Transition as in going from underground to mainstream status. If anyone has a shot at doing so, perhaps it's GT. It's because his style is unique. It's been called incomparable by hip-hop sites and by fans on discussion boards alike. He's undoubtedly a gifted lyricist - some say the best of the Houston Latino hip-hop artists - who can bring the heat on a beat.
But another reason GT might make the transition he speaks of is because of his mentor and big brother in the game, Rob G. Rob G, who blasted on the scene with "Reppin' My Block" in 2007, has already broken ground by making a name for himself outside of Houston, amazingly not attached to a traditional Houston label like Swishahouse or Rap-A-Lot. He did it with Latium Entertainment/Universal, so it's plausible GT can too, especially with the breath of freshness his flows are pumping into the body of the local rap scene.
"I want to represent a new movement, my own shit," Garza says. "This ain't what you used to in Houston. I respect all the legends in the game who done paved the way for everybody, but in my eyes, I don't' have to sound like that."
But the two things that make GT, GT, might hold him back, he fears. GT tells Rocks Off that the stigma of battle rappers not making good rappers who people actually want to listen to is one of those things. The other is, in fact, a sentiment shared by many of Houston's Latino rappers. And that's being Latino.
"There's already this thinking that Latin rappers can't rap," GT says. "I'm tired of not being able to make these other markets. When you think of Latin rappers, you think Big Pun, Fat Joe, and SPM, but no one thinks of the new wave. But I am - we are. Fuck what they talkin' about, we fixin' to get it. There's no color to this hip-hop shit, but me being Latin gives me a disadvantage. I've got to work ten times harder to get recognized."

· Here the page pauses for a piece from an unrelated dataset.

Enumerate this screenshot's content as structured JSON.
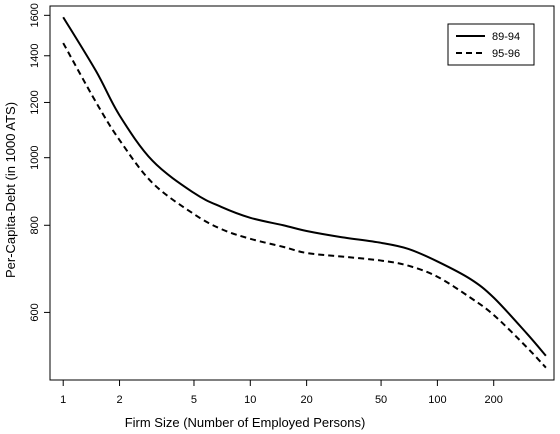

Maybe so, but he's not doing too badly. The Pepsi Mic Pass might not have given GT a sip of their brand recognition, but he's had plenty to drink from Dr. Pepper and Sunkist rap cans. Dr. Pepper bought one of GT's songs, "Just Chill." for their "Unmistakable Ride" mix tape in 2007 and GT took first in the Sunkist SunLab rap battle competition in 2003 and 2004. He has also gotten plenty of record spins as a feature on the remix of Ashanti's "Still on It," alongside Paul Wall, and on the remix to Chris Brown's "Run It." Both hit heavy rotation on FM dials throughout the southwestern and western parts of the United States.
Unmistakably, GT is a man who understands when to leverage his heritage and when not to allow it to consume him. The full-time rapper gets at least 20 feature requests per month mostly from hungry underground rappers in the Hispanic-dominated region of South Texas, charging $100 to $300 per guest appearance. You do the math.
That's not counting mix-tape money and road shows. But GT understands that he has to appeal to a wider audience to get where he wants to be, "wearing a Houston T-shirt while accepting a Grammy."
"In my eyes, (Latino rappers in Houston) don't want to be good Latino rappers," GT says. "We want to be good rappers, period. People pulling that race card - fuck that. When they see me in the club, I want them to say, 'he goes hard. I thought he was Black.' They can find out I'm Mexican later."
Rocks Off knows three things: he definitely goes hard; with a name like Garza, there's no doubting he's Mexican; and ole' Leonard Carter is definitely smiling from up above.